What’s an isotope ? The word comes from the Greek iso- for "the same" and topos, for "place." Chemical isotopes are chemical species that are "in the same place." The location referred to is the same place in the periodic table of the elements. Different isotopes of the same chemical species (atoms of the same element) have the same chemistry, which is what their location in the periodic table says, but differ in another way, their atomic weight. By examining the ratio of the number of atoms of strontium of two different atomic weights, weights 87 and 86, information is gained on the geochemistry of the location where the bird spent time.
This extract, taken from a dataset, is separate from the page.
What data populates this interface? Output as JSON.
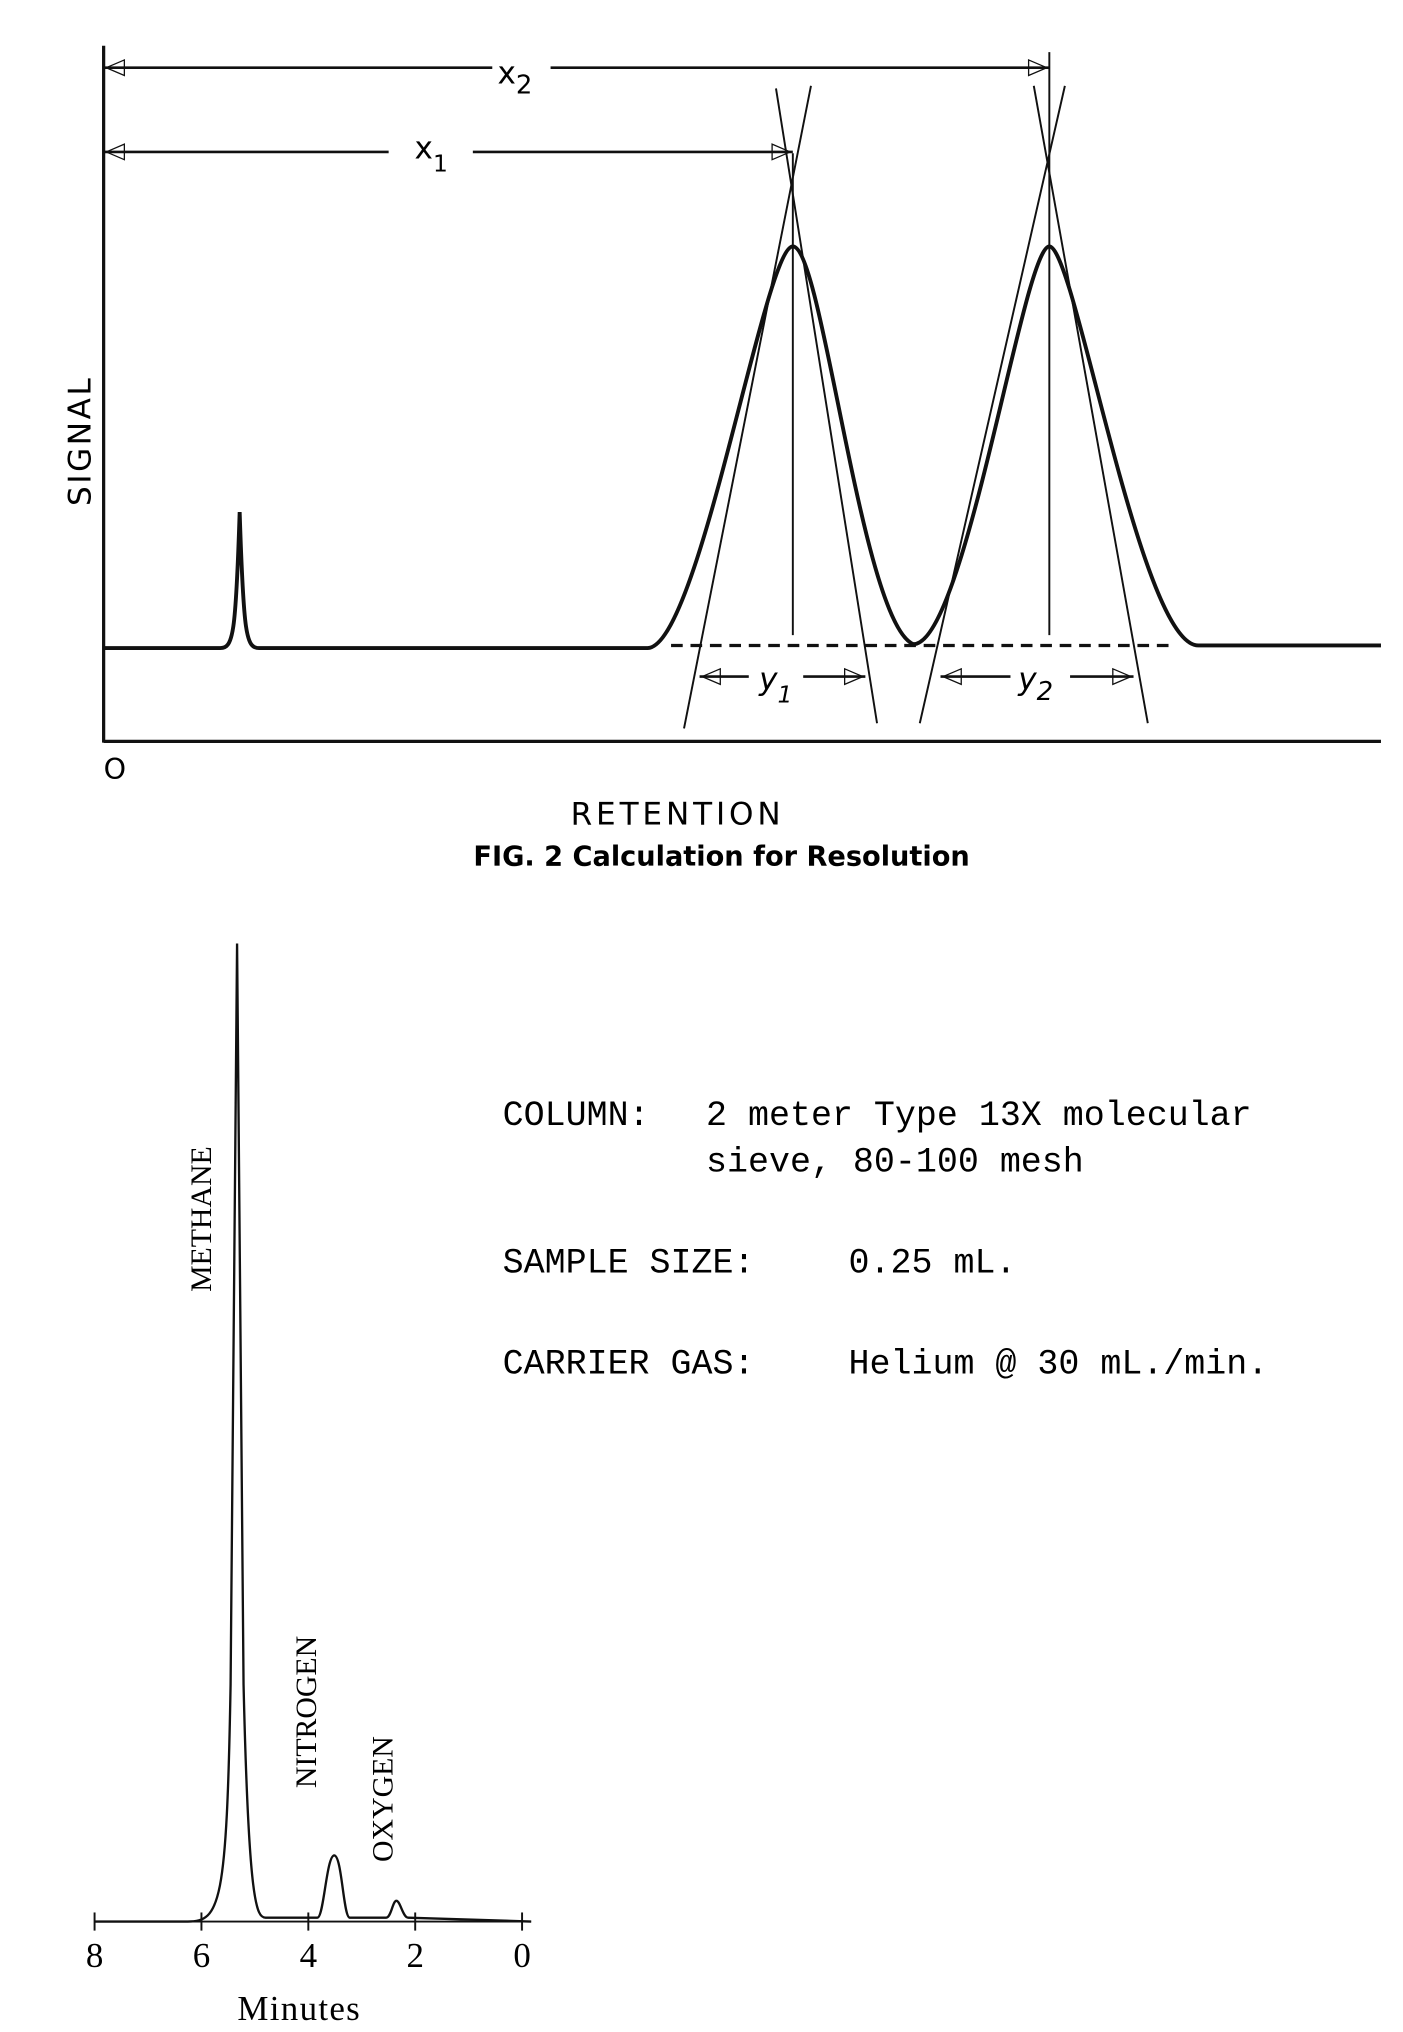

Having to use bird bone is not ideal. Bird feathers would be better. And that’s what the paper by Font et al. in JAAS did — measure the strontium isotope ratios in the feathers of a bird species, the Sedge Warbler. There isn’t a lot of strontium in the feathers of a bird, although what there is seems to reflect the location where the bird was when it grew its feathers. Using highly sensitive analytical techniques (hence the description of the method in a specialized analytical chemistry journal), the authors were able distinguish birds from different locations. But there seems to be a long way to go before this method would be practical and well enough specified to be useful (see the discussion section of the paper).

The many obstacles notwithstanding, the autor naturally has high hopes for her method :

"By determining migration pathways, the arrival of potential vectors of diseases from infected areas can be anticipated," said Font. "Knowledge of migratory routes also helps evaluate the likelihood that individual avian influenza outbreaks could be related to migratory bird movements rather than anthropogenic activities, such as poultry movements, which are believed to be the main vector of avian influenza in most outbreaks," she added. (Royal Society of Chemistry news release)

It would be nice. Maybe someday. What this demonstrates, I think, is that Necessity is the Mother of Invention. We know too well that not all of Necessity’s offspring grow up to be productive members of society. This one seems still to be in pre-school.